En vérité, les forces onusiennes effectuent une mission expérimentale au Mali. Elles sont sorties du contexte de maintien de la paix où elles étaient excentrées des combats. Là, les casques bleus constituent un ennemi déclaré des jihadistes qui les considèrent comme une force d’occupation du Nord Mali. En Conseil des ministres hier, Macky Sall, qui a «constaté avec regret le regain de tension dans cette partie du Mali», a demandé le renforcement du mandat de la Minusma.

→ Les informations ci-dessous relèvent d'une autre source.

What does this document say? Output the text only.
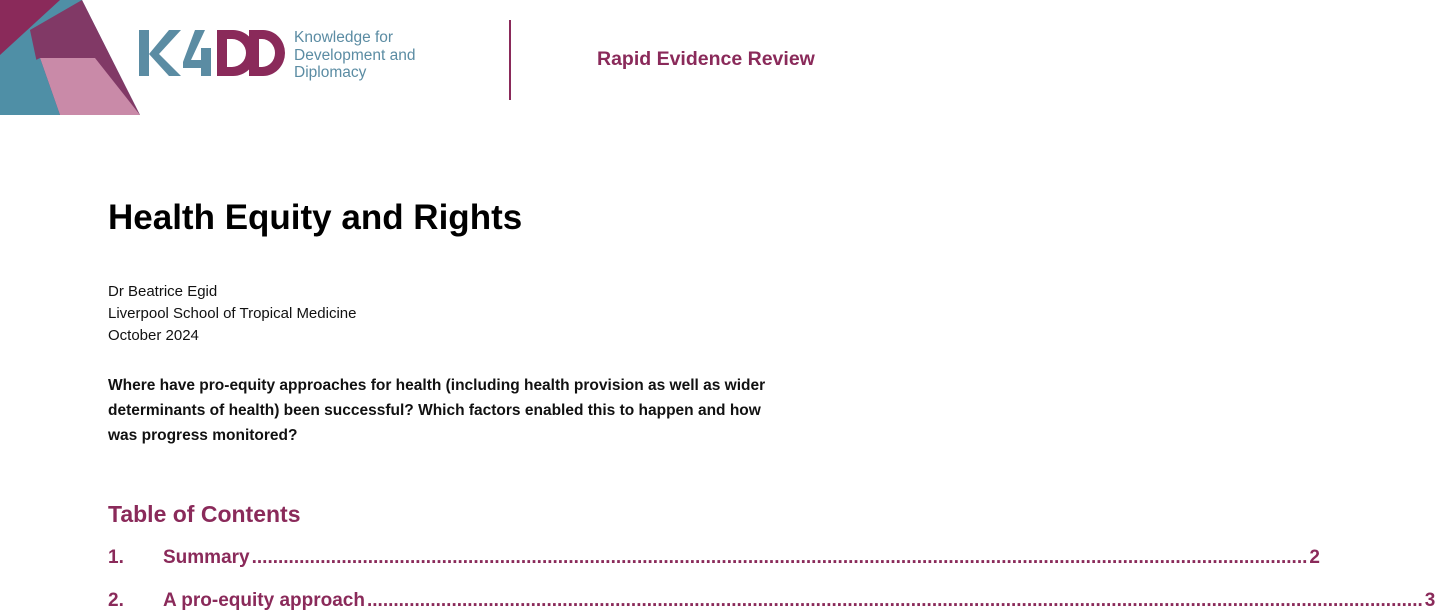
Knowledge for
Development and
Diplomacy
Rapid Evidence Review
Health Equity and Rights
Dr Beatrice Egid
Liverpool School of Tropical Medicine
October 2024
Where have pro-equity approaches for health (including health provision as well as wider determinants of health) been successful? Which factors enabled this to happen and how was progress monitored?
Table of Contents
1.	Summary .....	2
2.	A pro-equity approach .....	3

Macky Sall demande le renforcement du mandat de la Minusma

Face à cette recrudescence des attaques terroristes, les autorités de Bamako, qui sentent sans doute un certain laxisme de la communauté internationale, ont élevé la voix pour demander à l’Onu d’envisager le déploiement d’une force d’intervention rapide dans le nord du pays. Le ministre malien des Affaires étrangères, Abdoulaye Diop, s’est adressé aux 15 pays membres du Conseil de sécurité des Nations-Unies par vidéoconférence mercredi depuis Bamako sur un ton ferme. «Au regard du retour en force des jihadistes dans le Nord du Mali et de la multiplication des agressions contre la Minusma, le Conseil de sécurité se doit de prendre urgemment les mesures nécessaires afin que la Minusma soit dotée de moyens appropriés pour exécuter pleinement son mandat», tonne-t-il. «Peut-être le Conseil devrait-il envisager la mise en place d’une Force d’intervention rapide capable de lutter efficacement contre les éléments terroristes», s’est-il interrogé. «Le Conseil, a-t-il expliqué, devrait pouvoir envisager, dans les meilleurs délais possibles, la révision du mandat de la Minusma et le renforcement de ses capacités et de ses moyens pour lui permettre de faire face au regain de violence sur le terrain», insiste le patron de la diplomatie malienne. 

Bamako hausse le ton

Après la mort des soldats tchadiens, Hervé Ladsous, le chef des opérations de maintien de la paix de l’Onu, a annoncé mardi que la Minusma allait désormais «durcir» son dispositif sécuritaire dans le pays. «Cette situation nous impose évidemment de prendre toute une série de mesures qui sont déjà décidées, qui sont en train d’être appliquées pour durcir nos bases, durcir nos protections», prévient-il. En écho, il annonce que l’Onu est en train «de déployer davantage d’engins contre les mines, contre les explosifs, de faire venir davantage de véhicules blindés». «J’ai déjà également commencé à prendre les dispositions pour déployer au-dessus du ciel malien des drones de surveillance aérienne de longue portée», tente de rassurer Hervé Lad­sous qui souhaite un renforcement de la coopération avec les militaires français de l’opération Barkhane.